L'altro piccolo giardino detto dell'imbrecciato, per la pavimentazione in brecciolino policromo, era collegato alla cucina di uso esclusivo del padrone. Vi era un tempo collocata una statua di Esculapio, dio della medicina, delle erbe e quindi anche della dispensa.
La fontana del Gennaio
Da qui due rampe di scale coperte, poste ai lati del giardino all'italiana, portano al livello superiore dove si trova "il selvatico", cioè la zona boscosa, dove si incontra il bacino quadrangolare della fontana del Gennaio o dell'Appennino, che prende il nome dalla statua bronzea posta al centro su uno scoglio spugnoso, opera di Bartolomeo Ammannati (databile tra il 1563 e il 1565), che raffigura un vecchio che tenta di ripararsi dal freddo con le braccia. Originariamente dalla testa della statua usciva un getto d'acqua a ombrello. Il bacino serve per raccogliere e far confluire le acque provenienti dagli acquedotti della Castellina e della Petraia.

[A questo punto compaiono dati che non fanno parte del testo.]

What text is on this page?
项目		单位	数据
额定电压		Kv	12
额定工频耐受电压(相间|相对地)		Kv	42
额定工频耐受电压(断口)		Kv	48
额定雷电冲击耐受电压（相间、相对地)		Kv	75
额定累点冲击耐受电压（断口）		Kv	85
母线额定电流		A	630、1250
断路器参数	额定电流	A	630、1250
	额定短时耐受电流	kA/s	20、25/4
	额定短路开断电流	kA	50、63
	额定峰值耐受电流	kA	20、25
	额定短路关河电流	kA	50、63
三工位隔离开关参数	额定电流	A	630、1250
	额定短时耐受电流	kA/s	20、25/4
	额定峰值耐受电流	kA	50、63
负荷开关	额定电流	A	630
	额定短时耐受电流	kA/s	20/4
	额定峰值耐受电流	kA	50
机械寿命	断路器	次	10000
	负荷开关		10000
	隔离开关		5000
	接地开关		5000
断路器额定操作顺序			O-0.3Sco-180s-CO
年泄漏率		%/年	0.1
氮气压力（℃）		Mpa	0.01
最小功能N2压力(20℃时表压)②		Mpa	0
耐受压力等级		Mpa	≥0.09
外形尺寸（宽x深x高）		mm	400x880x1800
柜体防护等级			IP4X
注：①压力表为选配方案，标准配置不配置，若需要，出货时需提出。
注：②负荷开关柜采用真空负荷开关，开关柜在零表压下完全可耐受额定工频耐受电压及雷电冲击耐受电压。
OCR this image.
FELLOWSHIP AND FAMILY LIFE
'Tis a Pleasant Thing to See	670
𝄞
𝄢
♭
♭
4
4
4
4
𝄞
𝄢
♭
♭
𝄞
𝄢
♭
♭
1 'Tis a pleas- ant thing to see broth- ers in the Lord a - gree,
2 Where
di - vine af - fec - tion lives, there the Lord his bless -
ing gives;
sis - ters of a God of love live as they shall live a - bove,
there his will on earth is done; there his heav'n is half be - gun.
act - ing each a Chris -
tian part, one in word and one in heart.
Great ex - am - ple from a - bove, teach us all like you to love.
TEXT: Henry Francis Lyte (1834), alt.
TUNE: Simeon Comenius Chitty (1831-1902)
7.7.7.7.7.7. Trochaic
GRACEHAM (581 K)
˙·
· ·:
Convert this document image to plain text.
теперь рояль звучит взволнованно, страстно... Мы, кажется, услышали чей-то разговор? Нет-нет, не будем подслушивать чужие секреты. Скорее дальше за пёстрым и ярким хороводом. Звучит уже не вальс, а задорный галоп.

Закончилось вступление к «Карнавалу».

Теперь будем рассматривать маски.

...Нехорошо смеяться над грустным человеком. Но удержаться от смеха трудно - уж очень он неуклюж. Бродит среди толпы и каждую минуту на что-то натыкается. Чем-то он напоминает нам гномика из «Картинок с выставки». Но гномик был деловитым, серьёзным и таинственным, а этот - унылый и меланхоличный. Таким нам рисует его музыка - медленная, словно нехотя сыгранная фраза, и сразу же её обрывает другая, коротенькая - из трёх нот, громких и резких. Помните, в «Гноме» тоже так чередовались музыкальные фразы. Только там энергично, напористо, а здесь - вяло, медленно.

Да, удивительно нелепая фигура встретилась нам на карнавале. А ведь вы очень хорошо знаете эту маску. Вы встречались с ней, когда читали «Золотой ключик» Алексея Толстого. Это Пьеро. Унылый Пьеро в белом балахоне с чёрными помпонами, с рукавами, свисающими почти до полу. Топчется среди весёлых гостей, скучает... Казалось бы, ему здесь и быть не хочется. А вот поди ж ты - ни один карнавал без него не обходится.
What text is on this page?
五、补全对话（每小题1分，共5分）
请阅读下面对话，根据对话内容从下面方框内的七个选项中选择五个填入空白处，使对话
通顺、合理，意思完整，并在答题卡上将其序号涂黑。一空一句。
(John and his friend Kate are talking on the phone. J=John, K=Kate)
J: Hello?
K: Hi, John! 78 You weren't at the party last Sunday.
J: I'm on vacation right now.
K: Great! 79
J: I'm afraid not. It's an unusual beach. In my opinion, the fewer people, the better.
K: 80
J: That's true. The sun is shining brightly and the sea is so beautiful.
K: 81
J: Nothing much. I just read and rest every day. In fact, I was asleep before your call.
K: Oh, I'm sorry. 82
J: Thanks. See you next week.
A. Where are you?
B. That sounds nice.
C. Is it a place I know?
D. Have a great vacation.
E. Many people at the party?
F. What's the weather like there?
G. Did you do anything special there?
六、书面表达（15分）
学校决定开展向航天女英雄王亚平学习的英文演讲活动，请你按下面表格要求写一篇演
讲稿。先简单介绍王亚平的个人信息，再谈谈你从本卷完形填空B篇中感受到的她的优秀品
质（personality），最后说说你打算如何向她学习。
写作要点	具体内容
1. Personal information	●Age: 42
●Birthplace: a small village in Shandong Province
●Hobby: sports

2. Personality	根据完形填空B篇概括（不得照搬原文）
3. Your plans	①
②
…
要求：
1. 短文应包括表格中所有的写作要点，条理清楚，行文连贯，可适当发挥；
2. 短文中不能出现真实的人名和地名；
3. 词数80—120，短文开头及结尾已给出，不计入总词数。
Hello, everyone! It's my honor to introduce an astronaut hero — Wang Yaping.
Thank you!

Questa parte del giardino è composta da un fitto bosco, con lecci e querce. Da qui si diparte il grande parco all'inglese, con un bosco segnato da vialetti rettilinei a raggiera, realizzato nel terzo decennio dell'Ottocento dai Lorena, oltre il quale un tempo si estendeva la campagna della tenuta agricola, coltivata a vite e ulivo.